11. Warum wird das in jeder Stadt und Gemeinde unterschiedlich gehandhabt?

Weil es für Volksbegehren, anders als etwa bei Wahlen, keine Verordnung gibt, die die genauen Modalitäten regelt – etwa wie ausführlich informiert wird, wo die Unterschriftenlisten ausliegen und wie sie zugänglich sein müssen. Das entscheidet jede örtliche Verwaltung für sich.

Das baden-württembergische Innenministerium hat allerdings, nachdem beim Initiator viele Rückmeldungen über Hindernisse bei der Unterschriftabgabe vor Ort eingegangen waren, nach eigenen Angaben erneut alle Städte und Gemeinden im Land angeschrieben und auf die gesetzlichen Vorgaben verwiesen.

12. Und warum liegen keine Formulare zum Mitnehmen bei den Rathäusern aus?

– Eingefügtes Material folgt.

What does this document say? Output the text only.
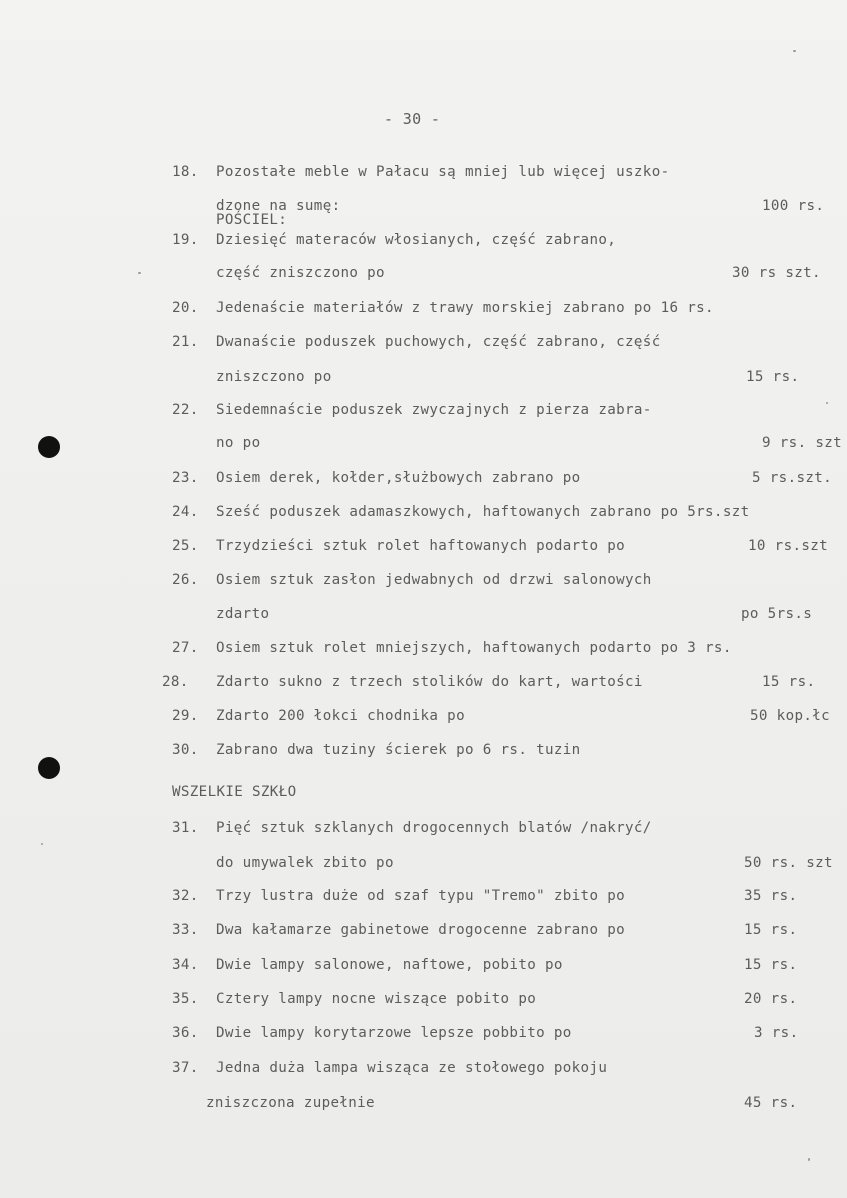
- 30 -
18. Pozostałe meble w Pałacu są mniej lub więcej uszko-
dzone na sumę:	100 rs.
POŚCIEL:
19. Dziesięć materaców włosianych, część zabrano,
część zniszczono po	30 rs szt.
20. Jedenaście materiałów z trawy morskiej zabrano po 16 rs.
21. Dwanaście poduszek puchowych, część zabrano, część
zniszczono po	15 rs.
22. Siedemnaście poduszek zwyczajnych z pierza zabra-
no po	9 rs. szt
23. Osiem derek, kołder,służbowych zabrano po	5 rs.szt.
24. Sześć poduszek adamaszkowych, haftowanych zabrano po 5rs.szt
25. Trzydzieści sztuk rolet haftowanych podarto po	10 rs.szt
26. Osiem sztuk zasłon jedwabnych od drzwi salonowych
zdarto	po 5rs.s
27. Osiem sztuk rolet mniejszych, haftowanych podarto po 3 rs.
28. Zdarto sukno z trzech stolików do kart, wartości	15 rs.
29. Zdarto 200 łokci chodnika po	50 kop.łc
30. Zabrano dwa tuziny ścierek po 6 rs. tuzin
WSZELKIE SZKŁO
31. Pięć sztuk szklanych drogocennych blatów /nakryć/
do umywalek zbito po	50 rs. szt
32. Trzy lustra duże od szaf typu "Tremo" zbito po	35 rs.
33. Dwa kałamarze gabinetowe drogocenne zabrano po	15 rs.
34. Dwie lampy salonowe, naftowe, pobito po	15 rs.
35. Cztery lampy nocne wiszące pobito po	20 rs.
36. Dwie lampy korytarzowe lepsze pobbito po	3 rs.
37. Jedna duża lampa wisząca ze stołowego pokoju
zniszczona zupełnie	45 rs.
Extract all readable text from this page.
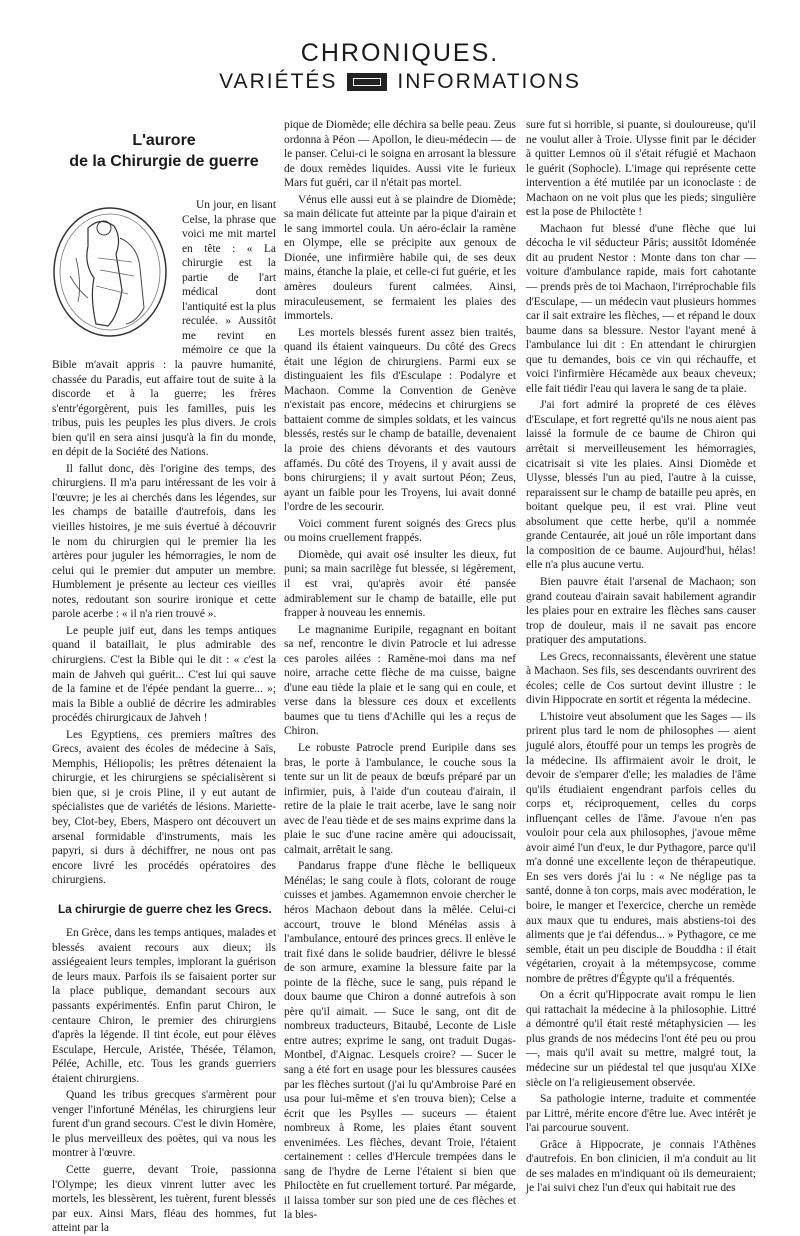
CHRONIQUES.
VARIÉTÉS	INFORMATIONS
L'aurore
de la Chirurgie de guerre

Un jour, en lisant Celse, la phrase que voici me mit martel en tête : « La chirurgie est la partie de l'art médical dont l'antiquité est la plus reculée. » Aussitôt me revint en mémoire ce que la Bible m'avait appris : la pauvre humanité, chassée du Paradis, eut affaire tout de suite à la discorde et à la guerre; les frères s'entr'égorgèrent, puis les familles, puis les tribus, puis les peuples les plus divers. Je crois bien qu'il en sera ainsi jusqu'à la fin du monde, en dépit de la Société des Nations.

Il fallut donc, dès l'origine des temps, des chirurgiens. Il m'a paru intéressant de les voir à l'œuvre; je les ai cherchés dans les légendes, sur les champs de bataille d'autrefois, dans les vieilles histoires, je me suis évertué à découvrir le nom du chirurgien qui le premier lia les artères pour juguler les hémorragies, le nom de celui qui le premier dut amputer un membre. Humblement je présente au lecteur ces vieilles notes, redoutant son sourire ironique et cette parole acerbe : « il n'a rien trouvé ».

Le peuple juif eut, dans les temps antiques quand il bataillait, le plus admirable des chirurgiens. C'est la Bible qui le dit : « c'est la main de Jahveh qui guérit... C'est lui qui sauve de la famine et de l'épée pendant la guerre... »; mais la Bible a oublié de décrire les admirables procédés chirurgicaux de Jahveh !

Les Egyptiens, ces premiers maîtres des Grecs, avaient des écoles de médecine à Saïs, Memphis, Héliopolis; les prêtres détenaient la chirurgie, et les chirurgiens se spécialisèrent si bien que, si je crois Pline, il y eut autant de spécialistes que de variétés de lésions. Mariette-bey, Clot-bey, Ebers, Maspero ont découvert un arsenal formidable d'instruments, mais les papyri, si durs à déchiffrer, ne nous ont pas encore livré les procédés opératoires des chirurgiens.

La chirurgie de guerre chez les Grecs.

En Grèce, dans les temps antiques, malades et blessés avaient recours aux dieux; ils assiégeaient leurs temples, implorant la guérison de leurs maux. Parfois ils se faisaient porter sur la place publique, demandant secours aux passants expérimentés. Enfin parut Chiron, le centaure Chiron, le premier des chirurgiens d'après la légende. Il tint école, eut pour élèves Esculape, Hercule, Aristée, Thésée, Télamon, Pélée, Achille, etc. Tous les grands guerriers étaient chirurgiens.

Quand les tribus grecques s'armèrent pour venger l'infortuné Ménélas, les chirurgiens leur furent d'un grand secours. C'est le divin Homère, le plus merveilleux des poètes, qui va nous les montrer à l'œuvre.

Cette guerre, devant Troie, passionna l'Olympe; les dieux vinrent lutter avec les mortels, les blessèrent, les tuèrent, furent blessés par eux. Ainsi Mars, fléau des hommes, fut atteint par la

pique de Diomède; elle déchira sa belle peau. Zeus ordonna à Péon — Apollon, le dieu-médecin — de le panser. Celui-ci le soigna en arrosant la blessure de doux remèdes liquides. Aussi vite le furieux Mars fut guéri, car il n'était pas mortel.

Vénus elle aussi eut à se plaindre de Diomède; sa main délicate fut atteinte par la pique d'airain et le sang immortel coula. Un aéro-éclair la ramène en Olympe, elle se précipite aux genoux de Dionée, une infirmière habile qui, de ses deux mains, étanche la plaie, et celle-ci fut guérie, et les amères douleurs furent calmées. Ainsi, miraculeusement, se fermaient les plaies des immortels.

Les mortels blessés furent assez bien traités, quand ils étaient vainqueurs. Du côté des Grecs était une légion de chirurgiens. Parmi eux se distinguaient les fils d'Esculape : Podalyre et Machaon. Comme la Convention de Genève n'existait pas encore, médecins et chirurgiens se battaient comme de simples soldats, et les vaincus blessés, restés sur le champ de bataille, devenaient la proie des chiens dévorants et des vautours affamés. Du côté des Troyens, il y avait aussi de bons chirurgiens; il y avait surtout Péon; Zeus, ayant un faible pour les Troyens, lui avait donné l'ordre de les secourir.

Voici comment furent soignés des Grecs plus ou moins cruellement frappés.

Diomède, qui avait osé insulter les dieux, fut puni; sa main sacrilège fut blessée, si légèrement, il est vrai, qu'après avoir été pansée admirablement sur le champ de bataille, elle put frapper à nouveau les ennemis.

Le magnanime Euripile, regagnant en boitant sa nef, rencontre le divin Patrocle et lui adresse ces paroles ailées : Ramène-moi dans ma nef noire, arrache cette flèche de ma cuisse, baigne d'une eau tiède la plaie et le sang qui en coule, et verse dans la blessure ces doux et excellents baumes que tu tiens d'Achille qui les a reçus de Chiron.

Le robuste Patrocle prend Euripile dans ses bras, le porte à l'ambulance, le couche sous la tente sur un lit de peaux de bœufs préparé par un infirmier, puis, à l'aide d'un couteau d'airain, il retire de la plaie le trait acerbe, lave le sang noir avec de l'eau tiède et de ses mains exprime dans la plaie le suc d'une racine amère qui adoucissait, calmait, arrêtait le sang.

Pandarus frappe d'une flèche le belliqueux Ménélas; le sang coule à flots, colorant de rouge cuisses et jambes. Agamemnon envoie chercher le héros Machaon debout dans la mêlée. Celui-ci accourt, trouve le blond Ménélas assis à l'ambulance, entouré des princes grecs. Il enlève le trait fixé dans le solide baudrier, délivre le blessé de son armure, examine la blessure faite par la pointe de la flèche, suce le sang, puis répand le doux baume que Chiron a donné autrefois à son père qu'il aimait. — Suce le sang, ont dit de nombreux traducteurs, Bitaubé, Leconte de Lisle entre autres; exprime le sang, ont traduit Dugas-Montbel, d'Aignac. Lesquels croire? — Sucer le sang a été fort en usage pour les blessures causées par les flèches surtout (j'ai lu qu'Ambroise Paré en usa pour lui-même et s'en trouva bien); Celse a écrit que les Psylles — suceurs — étaient nombreux à Rome, les plaies étant souvent envenimées. Les flèches, devant Troie, l'étaient certainement : celles d'Hercule trempées dans le sang de l'hydre de Lerne l'étaient si bien que Philoctète en fut cruellement torturé. Par mégarde, il laissa tomber sur son pied une de ces flèches et la bles-

sure fut si horrible, si puante, si douloureuse, qu'il ne voulut aller à Troie. Ulysse finit par le décider à quitter Lemnos où il s'était réfugié et Machaon le guérit (Sophocle). L'image qui représente cette intervention a été mutilée par un iconoclaste : de Machaon on ne voit plus que les pieds; singulière est la pose de Philoctète !

Machaon fut blessé d'une flèche que lui décocha le vil séducteur Pâris; aussitôt Idoménée dit au prudent Nestor : Monte dans ton char — voiture d'ambulance rapide, mais fort cahotante — prends près de toi Machaon, l'irréprochable fils d'Esculape, — un médecin vaut plusieurs hommes car il sait extraire les flèches, — et répand le doux baume dans sa blessure. Nestor l'ayant mené à l'ambulance lui dit : En attendant le chirurgien que tu demandes, bois ce vin qui réchauffe, et voici l'infirmière Hécamède aux beaux cheveux; elle fait tiédir l'eau qui lavera le sang de ta plaie.

J'ai fort admiré la propreté de ces élèves d'Esculape, et fort regretté qu'ils ne nous aient pas laissé la formule de ce baume de Chiron qui arrêtait si merveilleusement les hémorragies, cicatrisait si vite les plaies. Ainsi Diomède et Ulysse, blessés l'un au pied, l'autre à la cuisse, reparaissent sur le champ de bataille peu après, en boitant quelque peu, il est vrai. Pline veut absolument que cette herbe, qu'il a nommée grande Centaurée, ait joué un rôle important dans la composition de ce baume. Aujourd'hui, hélas! elle n'a plus aucune vertu.

Bien pauvre était l'arsenal de Machaon; son grand couteau d'airain savait habilement agrandir les plaies pour en extraire les flèches sans causer trop de douleur, mais il ne savait pas encore pratiquer des amputations.

Les Grecs, reconnaissants, élevèrent une statue à Machaon. Ses fils, ses descendants ouvrirent des écoles; celle de Cos surtout devint illustre : le divin Hippocrate en sortit et régenta la médecine.

L'histoire veut absolument que les Sages — ils prirent plus tard le nom de philosophes — aient jugulé alors, étouffé pour un temps les progrès de la médecine. Ils affirmaient avoir le droit, le devoir de s'emparer d'elle; les maladies de l'âme qu'ils étudiaient engendrant parfois celles du corps et, réciproquement, celles du corps influençant celles de l'âme. J'avoue n'en pas vouloir pour cela aux philosophes, j'avoue même avoir aimé l'un d'eux, le dur Pythagore, parce qu'il m'a donné une excellente leçon de thérapeutique. En ses vers dorés j'ai lu : « Ne néglige pas ta santé, donne à ton corps, mais avec modération, le boire, le manger et l'exercice, cherche un remède aux maux que tu endures, mais abstiens-toi des aliments que je t'ai défendus... » Pythagore, ce me semble, était un peu disciple de Bouddha : il était végétarien, croyait à la métempsycose, comme nombre de prêtres d'Égypte qu'il a fréquentés.

On a écrit qu'Hippocrate avait rompu le lien qui rattachait la médecine à la philosophie. Littré a démontré qu'il était resté métaphysicien — les plus grands de nos médecins l'ont été peu ou prou —, mais qu'il avait su mettre, malgré tout, la médecine sur un piédestal tel que jusqu'au XIXe siècle on l'a religieusement observée.

Sa pathologie interne, traduite et commentée par Littré, mérite encore d'être lue. Avec intérêt je l'ai parcourue souvent.

Grâce à Hippocrate, je connais l'Athènes d'autrefois. En bon clinicien, il m'a conduit au lit de ses malades en m'indiquant où ils demeuraient; je l'ai suivi chez l'un d'eux qui habitait rue des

Auch dies ist nicht gesetzlich vorgeschrieben, sondern liegt im Ermessen der jeweiligen Verwaltung. Verwaltungen sind aber zur Neutralität verpflichtet. Ein Auslegen der Formulare könnte als Unterstützung gewertet werden. Letztlich ist dies eine Entscheidung des Verwaltungschefs, also des Bürgermeisters – jedenfalls, solange es nicht in einer Verwaltungsvorschrift geregelt ist.

13. Wann liegt ein Ergebnis vor und wie geht es weiter?

Die Auswertung des Volksbegehrens erfolgt beim Innenministerium nach dem Ende des Abgabetermins der freien Sammlung, also Mitte Februar 2025. Liegen dann 770.000 Unterschriften vor – also von rund einem Zehntel der Wahlberechtigten im Land – muss der Landtag über den Gesetzantrag des Volksbegehrens abstimmen.

Wird der Gesetzantrag der Initiative „Landtag verkleinern“ dabei vom Landtag abgelehnt, kommt es zu einer Volksabstimmung. Bei der Volksabstimmung entscheidet die Mehrheit der abgegebenen Stimmen, wenn mindestens 20 Prozent der Wahlberechtigten zustimmen.